Kuwabara Satoshi, Nakata Miho, Sung Jia-Ying, Mori Masahiro, Kato Naoko, Hattori Takamichi, Koga Michiaki, Yuki Nobuhiro
Department of Neurology, Chiba University School of Medicine, 1-8-1 Inohana, Chuo, Chiba 260-8670, Japan.
J Neurol Sci. 2002 Jul 15;199(1-2):89-92. doi: 10.1016/s0022-510x(02)00088-6.
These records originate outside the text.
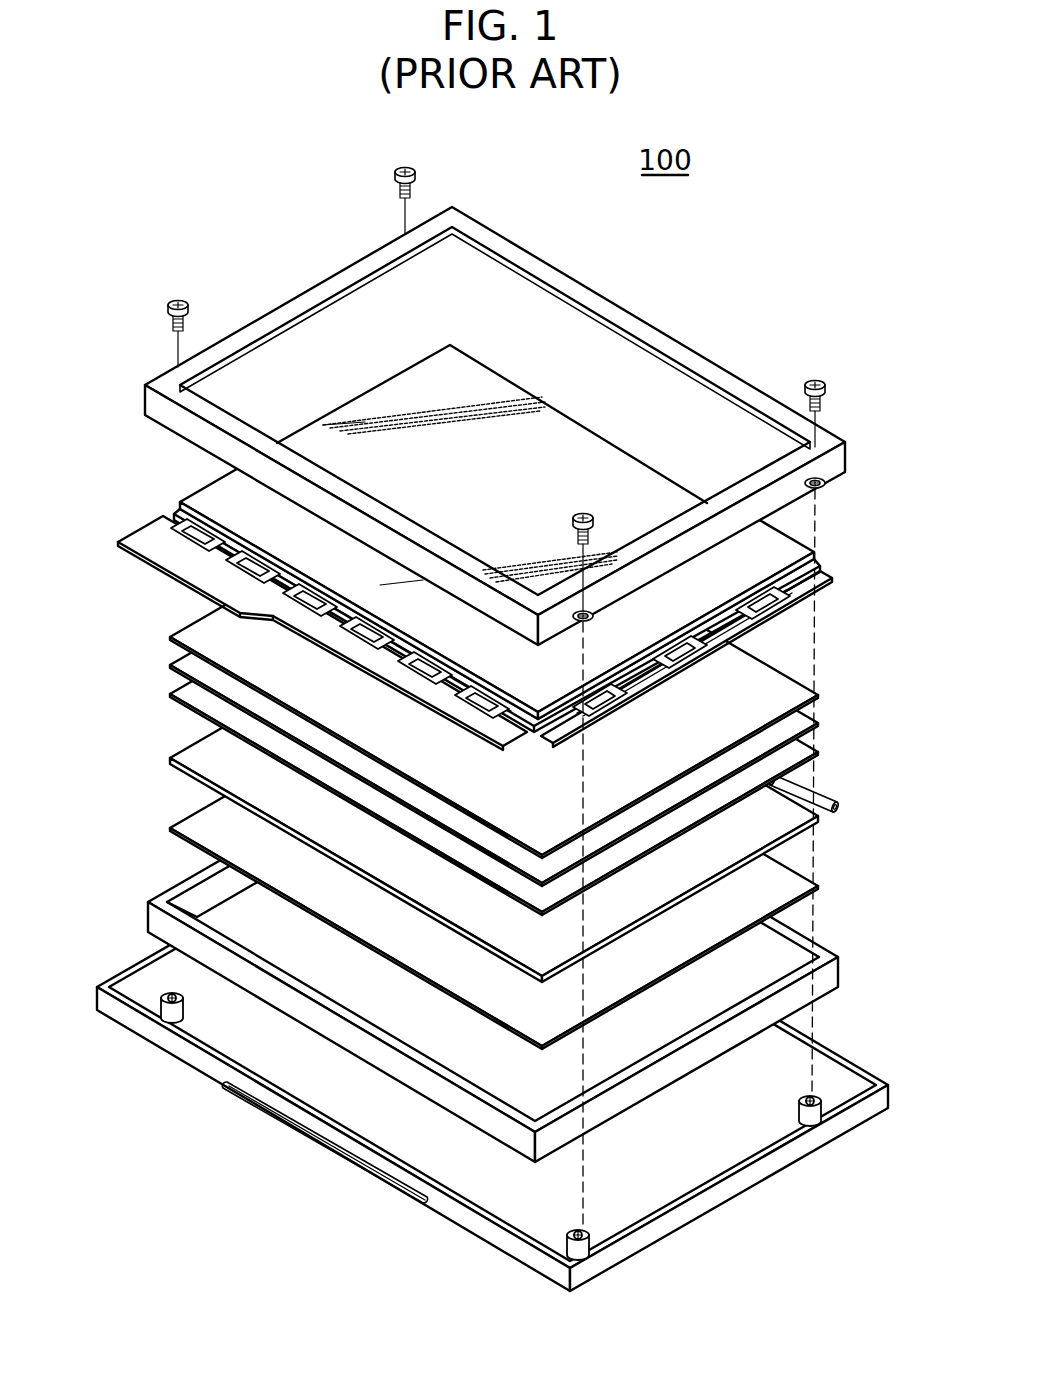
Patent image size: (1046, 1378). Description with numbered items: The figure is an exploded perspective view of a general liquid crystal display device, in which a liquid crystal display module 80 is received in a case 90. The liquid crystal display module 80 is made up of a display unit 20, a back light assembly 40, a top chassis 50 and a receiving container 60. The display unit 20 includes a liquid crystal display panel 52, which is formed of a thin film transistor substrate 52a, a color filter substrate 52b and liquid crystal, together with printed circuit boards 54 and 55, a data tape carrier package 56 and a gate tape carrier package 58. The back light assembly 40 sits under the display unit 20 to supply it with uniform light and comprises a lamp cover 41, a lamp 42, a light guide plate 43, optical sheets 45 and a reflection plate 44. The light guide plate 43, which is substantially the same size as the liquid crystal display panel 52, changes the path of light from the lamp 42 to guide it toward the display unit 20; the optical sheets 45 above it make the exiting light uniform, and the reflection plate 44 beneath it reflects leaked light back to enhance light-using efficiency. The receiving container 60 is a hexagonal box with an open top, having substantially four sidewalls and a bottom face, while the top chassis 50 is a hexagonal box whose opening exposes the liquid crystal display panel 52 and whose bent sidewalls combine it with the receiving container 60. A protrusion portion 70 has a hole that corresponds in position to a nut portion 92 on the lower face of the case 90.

The display unit 20 is at (495, 546).
The back light assembly 40 is at (469, 763).
The lamp cover 41 is at (825, 803).
The lamp 42 is at (838, 808).
The light guide plate 43 is at (750, 858).
The reflection plate 44 is at (190, 755).
The optical sheets 45 is at (105, 930).
The top chassis 50 is at (528, 407).
The liquid crystal display panel 52 is at (539, 537).
The thin film transistor substrate 52a is at (797, 588).
The color filter substrate 52b is at (813, 562).
The printed circuit board 54 is at (212, 583).
The printed circuit board 55 is at (840, 587).
The data tape carrier package 56 is at (195, 537).
The gate tape carrier package 58 is at (760, 612).
The receiving container 60 is at (832, 975).
The protrusion portion 70 is at (828, 483).
The liquid crystal display module 80 is at (906, 445).
The case 90 is at (605, 1262).
The nut portion 92 is at (818, 1106).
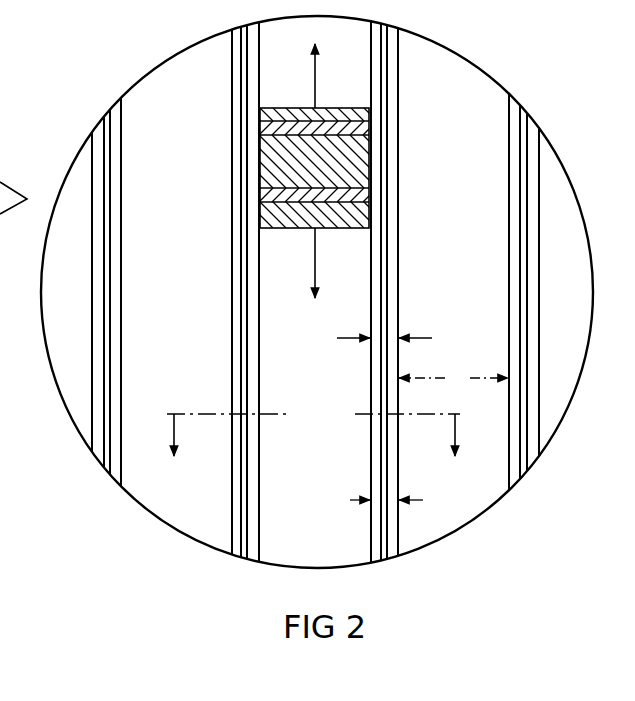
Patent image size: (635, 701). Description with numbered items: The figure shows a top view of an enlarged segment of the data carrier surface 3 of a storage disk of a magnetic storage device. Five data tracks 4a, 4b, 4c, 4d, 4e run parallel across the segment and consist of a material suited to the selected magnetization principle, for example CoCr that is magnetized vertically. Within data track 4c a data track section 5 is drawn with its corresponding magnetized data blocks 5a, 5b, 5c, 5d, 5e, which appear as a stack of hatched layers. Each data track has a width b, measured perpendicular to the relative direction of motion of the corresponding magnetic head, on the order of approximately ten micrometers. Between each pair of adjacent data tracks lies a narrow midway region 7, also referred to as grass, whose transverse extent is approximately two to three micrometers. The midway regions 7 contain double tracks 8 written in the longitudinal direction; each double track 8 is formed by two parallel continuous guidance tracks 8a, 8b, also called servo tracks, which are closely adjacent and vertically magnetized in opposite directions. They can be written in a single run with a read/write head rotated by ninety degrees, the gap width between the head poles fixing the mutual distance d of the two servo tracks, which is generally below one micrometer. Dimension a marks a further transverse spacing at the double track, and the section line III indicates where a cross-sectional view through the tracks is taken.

The data carrier surface 3 is at (458, 70).
The data track 4a is at (57, 315).
The data track 4b is at (174, 282).
The data track 4c is at (315, 366).
The data track 4d is at (459, 272).
The data track 4e is at (558, 197).
The data track section 5 is at (313, 164).
The magnetized data block 5a is at (366, 113).
The magnetized data block 5b is at (366, 130).
The magnetized data block 5c is at (362, 159).
The magnetized data block 5d is at (364, 196).
The magnetized data block 5e is at (362, 218).
The midway region 7 is at (372, 285).
The double track 8 is at (332, 291).
The guidance track 8a is at (380, 530).
The guidance track 8b is at (389, 530).
The dimension a is at (384, 338).
The width b is at (453, 378).
The distance d is at (384, 499).
The section line III is at (312, 435).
We describe a patient with the acute motor axonal neuropathy (AMAN) form of Guillain-Barré syndrome (GBS), who showed generalized hyperreflexia. A 24-year-old man developed acute paralysis following Campylobacter jejuni enteritis. He showed exaggerated tendon reflexes with abnormal reflex spread to other segments, and was initially diagnosed as having post-infectious myelitis. Nerve conduction studies showed motor axonal degeneration (the AMAN pattern), and increased soleus H-reflex amplitudes. His serum was positive for IgG antibodies to gangliosides GM1b and GalNAc-GD1a. He was treated with plasmapheresis, resulting in rapid recovery. Hyperreflexia was still present 12 months after onset when muscle strength was completely normal. This case provides further evidence that patients with AMAN can develop increased motor neuron excitability, and possible mechanisms for the hyperreflexia are discussed.
我们描述了一名患有格林-巴利综合征(GBS)急性运动轴索性神经病(AMAN)型且表现为全身性反射亢进的患者。一名24岁男性在空肠弯曲菌肠炎后出现急性瘫痪。他表现出腱反射亢进,且异常反射扩散至其他节段,最初被诊断为感染后脊髓炎。神经传导研究显示运动轴索变性(AMAN模式),比目鱼肌H反射波幅增加。他的血清中抗神经节苷脂GM1b和GalNAc-GD1a的IgG抗体呈阳性。他接受了血浆置换治疗,恢复迅速。发病12个月后,当肌肉力量完全正常时,反射亢进仍然存在。该病例进一步证明AMAN患者可出现运动神经元兴奋性增加,并讨论了反射亢进的可能机制。